The Nantucket Board of Health on Sept. 10 voted to extend for 60 days a moratorium on septic-system nitrogen‑loading credit variances in the island’s Wellhead Protection District and Hummock Pond area, and directed staff to prepare draft regulatory language for town‑counsel review and public notice.
The moratorium, first adopted in June, temporarily bars new variance approvals in the two protection zones while the board develops findings and a regulatory proposal. The board said the pause is intended to allow time to evaluate more recent testing and to align local rules with emerging state guidance on nitrogen‑reducing systems.
Board members and technical presenters discussed the scale of the risk to the island’s single‑source aquifer and considered whether rules already applied in Nantucket Harbor and Madaket Harbor should be extended to the other two districts. In discussion the board cited recent well testing and transfer‑of‑property data that staff supplied and asked for a written regulatory proposal to be circulated to town counsel and posted for public comment.
“For the record, Paul Santos with Nantucket Surveyors” said the special meeting was “posted as a follow‑up discussion on the septic system nitrogen loading credits in nitrogen and pathogen pathogenic sensitive areas, which specifically relates to the moratorium,” underscoring that the advertised purpose was to address the moratorium and its next steps.
Board members described the island’s single‑source aquifer as a primary public‑health concern and debated two near‑term options: (1) extend and apply existing Nantucket Harbor/Madaket Harbor rules to the Wellhead and Hummock Pond areas, or (2) take a staged approach that first extends existing rules and later moves to a stricter “best available technology” standard such as the 10 milligrams per liter total nitrogen target discussed by state regulators and some Cape towns. One board member summarized the risk by noting that “our primary mission is to protect the health of the citizens” tied to water‑supply protection.
Technical points presented in the meeting and reflected in board questions:
- The board said variances granted in recent years are concentrated in the two districts: the transcript record given to the board shows five variances in the (transcript term) Grama Pond Watershed and nine variances in the Wellhead Protection District since the board began compiling transfer/application data.
- Commonly installed nitrogen‑reducing alternative systems on the island (SeptiTech/MicroFAST in current use) are reported in the meeting to produce effluent around 19 milligrams per liter total nitrogen; some provisional or newer systems aim for approximately 10–11 mg/L and are on provisional lists with the state for broader approval.
- Board members and outside presenters noted legal and procedural limits: changes beyond Title 5 require written regulations, a posted public‑hearing schedule, and scientific findings to justify requirements that go beyond state code.
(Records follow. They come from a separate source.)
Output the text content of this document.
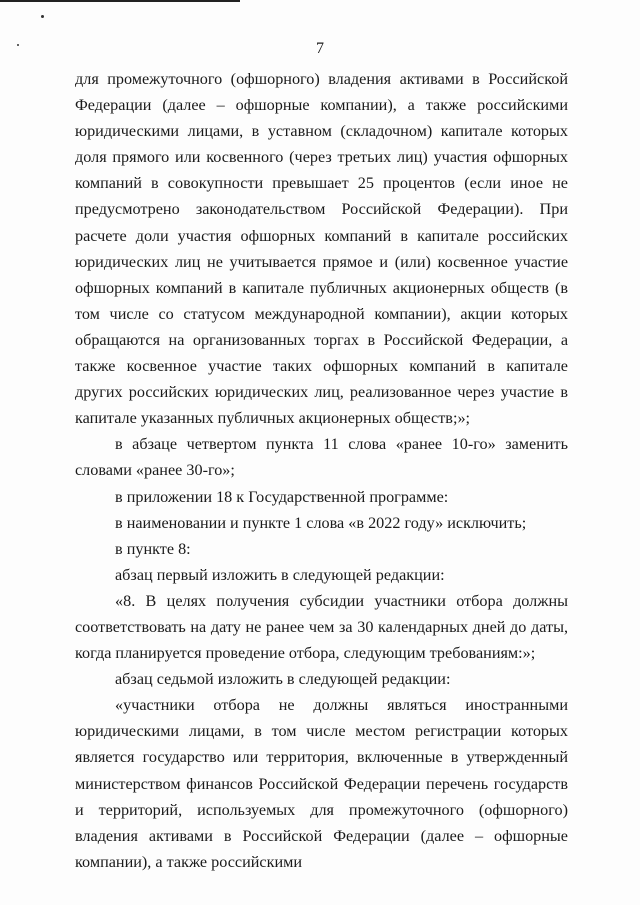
7

для промежуточного (офшорного) владения активами в Российской Федерации (далее – офшорные компании), а также российскими юридическими лицами, в уставном (складочном) капитале которых доля прямого или косвенного (через третьих лиц) участия офшорных компаний в совокупности превышает 25 процентов (если иное не предусмотрено законодательством Российской Федерации). При расчете доли участия офшорных компаний в капитале российских юридических лиц не учитывается прямое и (или) косвенное участие офшорных компаний в капитале публичных акционерных обществ (в том числе со статусом международной компании), акции которых обращаются на организованных торгах в Российской Федерации, а также косвенное участие таких офшорных компаний в капитале других российских юридических лиц, реализованное через участие в капитале указанных публичных акционерных обществ;»;

в абзаце четвертом пункта 11 слова «ранее 10-го» заменить словами «ранее 30-го»;

в приложении 18 к Государственной программе:

в наименовании и пункте 1 слова «в 2022 году» исключить;

в пункте 8:

абзац первый изложить в следующей редакции:

«8. В целях получения субсидии участники отбора должны соответствовать на дату не ранее чем за 30 календарных дней до даты, когда планируется проведение отбора, следующим требованиям:»;

абзац седьмой изложить в следующей редакции:

«участники отбора не должны являться иностранными юридическими лицами, в том числе местом регистрации которых является государство или территория, включенные в утвержденный министерством финансов Российской Федерации перечень государств и территорий, используемых для промежуточного (офшорного) владения активами в Российской Федерации (далее – офшорные компании), а также российскими
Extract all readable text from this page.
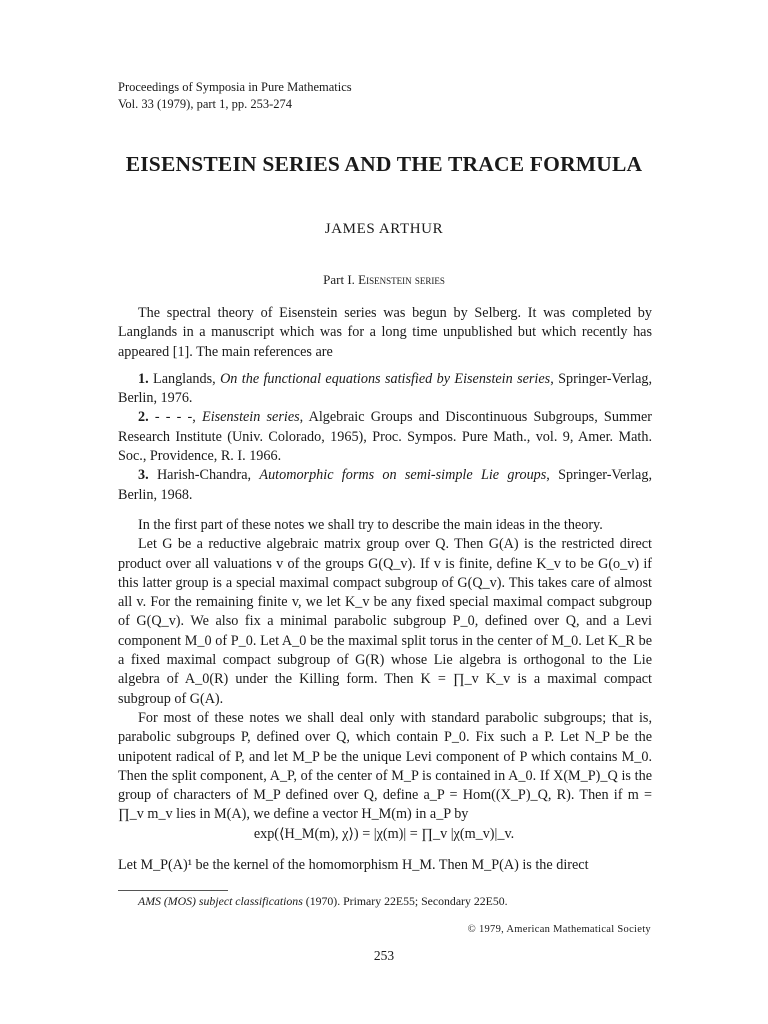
Proceedings of Symposia in Pure Mathematics
Vol. 33 (1979), part 1, pp. 253-274
EISENSTEIN SERIES AND THE TRACE FORMULA
JAMES ARTHUR
Part I. Eisenstein series

The spectral theory of Eisenstein series was begun by Selberg. It was completed by Langlands in a manuscript which was for a long time unpublished but which recently has appeared [1]. The main references are

1. Langlands, On the functional equations satisfied by Eisenstein series, Springer-Verlag, Berlin, 1976.

2. - - - -, Eisenstein series, Algebraic Groups and Discontinuous Subgroups, Summer Research Institute (Univ. Colorado, 1965), Proc. Sympos. Pure Math., vol. 9, Amer. Math. Soc., Providence, R. I. 1966.

3. Harish-Chandra, Automorphic forms on semi-simple Lie groups, Springer-Verlag, Berlin, 1968.

In the first part of these notes we shall try to describe the main ideas in the theory.

Let G be a reductive algebraic matrix group over Q. Then G(A) is the restricted direct product over all valuations v of the groups G(Q_v). If v is finite, define K_v to be G(o_v) if this latter group is a special maximal compact subgroup of G(Q_v). This takes care of almost all v. For the remaining finite v, we let K_v be any fixed special maximal compact subgroup of G(Q_v). We also fix a minimal parabolic subgroup P_0, defined over Q, and a Levi component M_0 of P_0. Let A_0 be the maximal split torus in the center of M_0. Let K_R be a fixed maximal compact subgroup of G(R) whose Lie algebra is orthogonal to the Lie algebra of A_0(R) under the Killing form. Then K = ∏_v K_v is a maximal compact subgroup of G(A).

For most of these notes we shall deal only with standard parabolic subgroups; that is, parabolic subgroups P, defined over Q, which contain P_0. Fix such a P. Let N_P be the unipotent radical of P, and let M_P be the unique Levi component of P which contains M_0. Then the split component, A_P, of the center of M_P is contained in A_0. If X(M_P)_Q is the group of characters of M_P defined over Q, define a_P = Hom((X_P)_Q, R). Then if m = ∏_v m_v lies in M(A), we define a vector H_M(m) in a_P by

exp(⟨H_M(m), χ⟩) = |χ(m)| = ∏_v |χ(m_v)|_v.

Let M_P(A)¹ be the kernel of the homomorphism H_M. Then M_P(A) is the direct

AMS (MOS) subject classifications (1970). Primary 22E55; Secondary 22E50.
© 1979, American Mathematical Society
253
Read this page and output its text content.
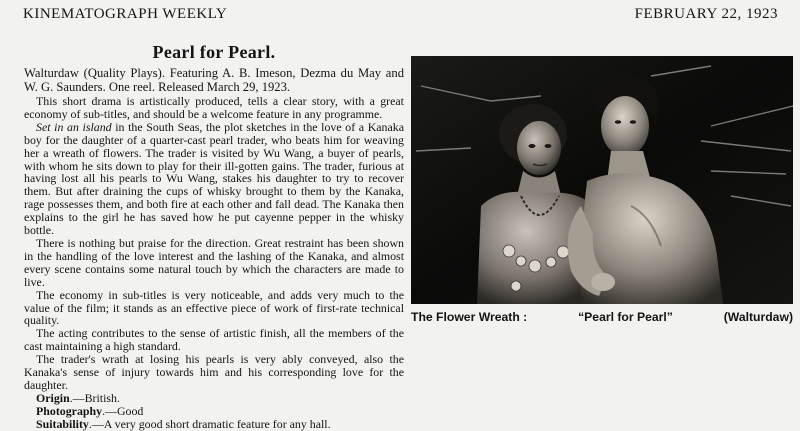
KINEMATOGRAPH WEEKLY	FEBRUARY 22, 1923
Pearl for Pearl.

Walturdaw (Quality Plays). Featuring A. B. Imeson, Dezma du May and W. G. Saunders. One reel. Released March 29, 1923.

This short drama is artistically produced, tells a clear story, with a great economy of sub-titles, and should be a welcome feature in any programme.

Set in an island in the South Seas, the plot sketches in the love of a Kanaka boy for the daughter of a quarter-cast pearl trader, who beats him for weaving her a wreath of flowers. The trader is visited by Wu Wang, a buyer of pearls, with whom he sits down to play for their ill-gotten gains. The trader, furious at having lost all his pearls to Wu Wang, stakes his daughter to try to recover them. But after draining the cups of whisky brought to them by the Kanaka, rage possesses them, and both fire at each other and fall dead. The Kanaka then explains to the girl he has saved how he put cayenne pepper in the whisky bottle.

There is nothing but praise for the direction. Great restraint has been shown in the handling of the love interest and the lashing of the Kanaka, and almost every scene contains some natural touch by which the characters are made to live.

The economy in sub-titles is very noticeable, and adds very much to the value of the film; it stands as an effective piece of work of first-rate technical quality.

The acting contributes to the sense of artistic finish, all the members of the cast maintaining a high standard.

The trader's wrath at losing his pearls is very ably conveyed, also the Kanaka's sense of injury towards him and his corresponding love for the daughter.

Origin.—British.

Photography.—Good

Suitability.—A very good short dramatic feature for any hall.

The Flower Wreath :	“Pearl for Pearl”	(Walturdaw)
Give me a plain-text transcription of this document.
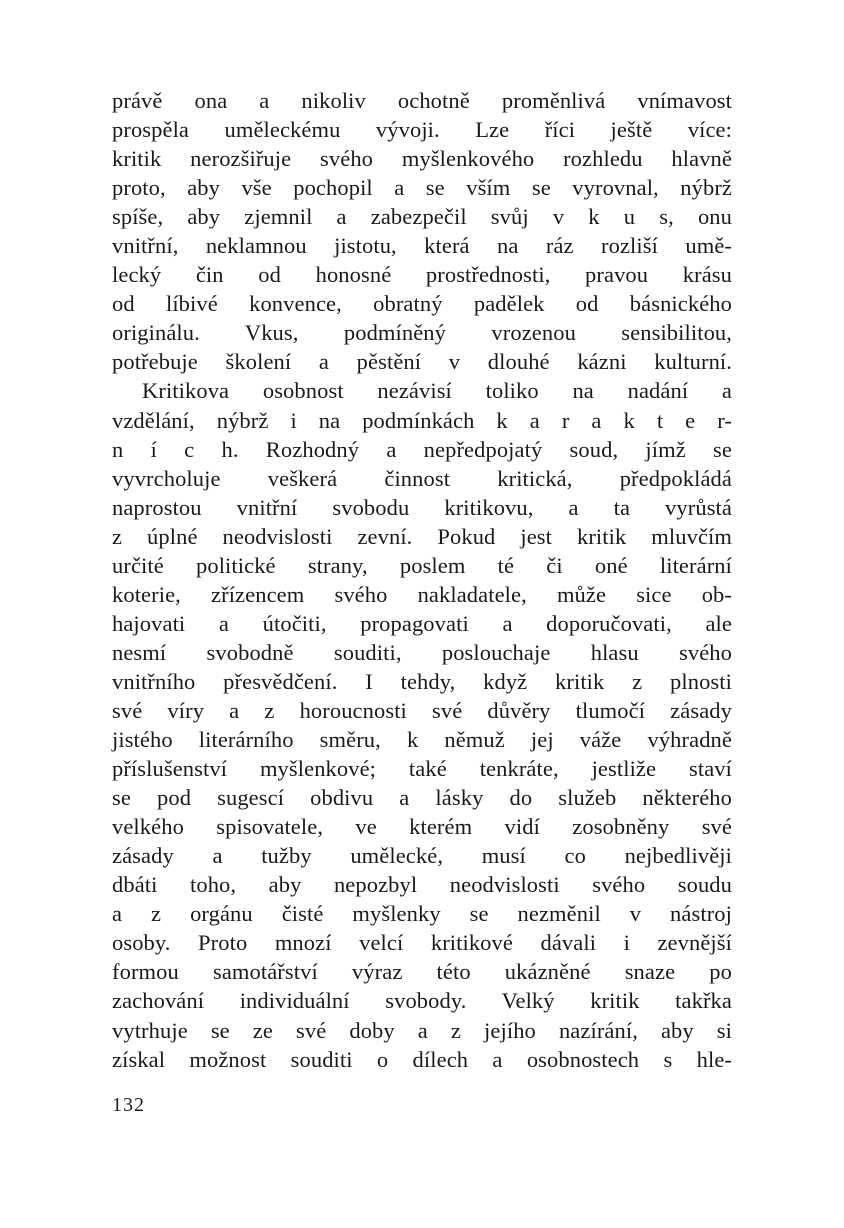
právě ona a nikoliv ochotně proměnlivá vnímavost
prospěla uměleckému vývoji. Lze říci ještě více:
kritik nerozšiřuje svého myšlenkového rozhledu hlavně
proto, aby vše pochopil a se vším se vyrovnal, nýbrž
spíše, aby zjemnil a zabezpečil svůj v k u s, onu
vnitřní, neklamnou jistotu, která na ráz rozliší umě-
lecký čin od honosné prostřednosti, pravou krásu
od líbivé konvence, obratný padělek od básnického
originálu. Vkus, podmíněný vrozenou sensibilitou,
potřebuje školení a pěstění v dlouhé kázni kulturní.
Kritikova osobnost nezávisí toliko na nadání a
vzdělání, nýbrž i na podmínkách k a r a k t e r-
n í c h. Rozhodný a nepředpojatý soud, jímž se
vyvrcholuje veškerá činnost kritická, předpokládá
naprostou vnitřní svobodu kritikovu, a ta vyrůstá
z úplné neodvislosti zevní. Pokud jest kritik mluvčím
určité politické strany, poslem té či oné literární
koterie, zřízencem svého nakladatele, může sice ob-
hajovati a útočiti, propagovati a doporučovati, ale
nesmí svobodně souditi, poslouchaje hlasu svého
vnitřního přesvědčení. I tehdy, když kritik z plnosti
své víry a z horoucnosti své důvěry tlumočí zásady
jistého literárního směru, k němuž jej váže výhradně
příslušenství myšlenkové; také tenkráte, jestliže staví
se pod sugescí obdivu a lásky do služeb některého
velkého spisovatele, ve kterém vidí zosobněny své
zásady a tužby umělecké, musí co nejbedlivěji
dbáti toho, aby nepozbyl neodvislosti svého soudu
a z orgánu čisté myšlenky se nezměnil v nástroj
osoby. Proto mnozí velcí kritikové dávali i zevnější
formou samotářství výraz této ukázněné snaze po
zachování individuální svobody. Velký kritik takřka
vytrhuje se ze své doby a z jejího nazírání, aby si
získal možnost souditi o dílech a osobnostech s hle-
132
The board voted to extend the moratorium for 60 days and tasked staff and designated board members to draft regulatory language. The board directed staff to: produce a draft by about Oct. 15, send the draft to town counsel for review, and meet the newspaper‑notice schedule so the board could proceed with public notice and a hearing with the goal of taking final action at the board’s November meeting. One board member urged allowing a week or two for public comment after the draft is posted; another emphasized that a longer notice window may be needed for legal notice requirements.
The meeting also included discussion of implementation constraints: availability and local installation capacity for higher‑performing systems, cost differences between systems, and the risk that requiring provisional technology could create supply or affordability problems. Presenters recommended using language such as “best available nitrogen‑reducing technology” and flagged that any regulation should avoid steering applicants to a single product while leaving clear performance standards.
The board’s action was a procedural extension of the moratorium rather than an immediate change to permitting criteria. Members agreed on a path forward: extend the moratorium, prepare findings and draft regulation language that adapts existing harbor rules for the Wellhead and Hummock Pond areas as an initial step, and pursue further changes — including considering a 10 mg/L standard — after technical, legal and public review.
The meeting closed after the motion to extend the moratorium carried (voice vote recorded as “Aye”).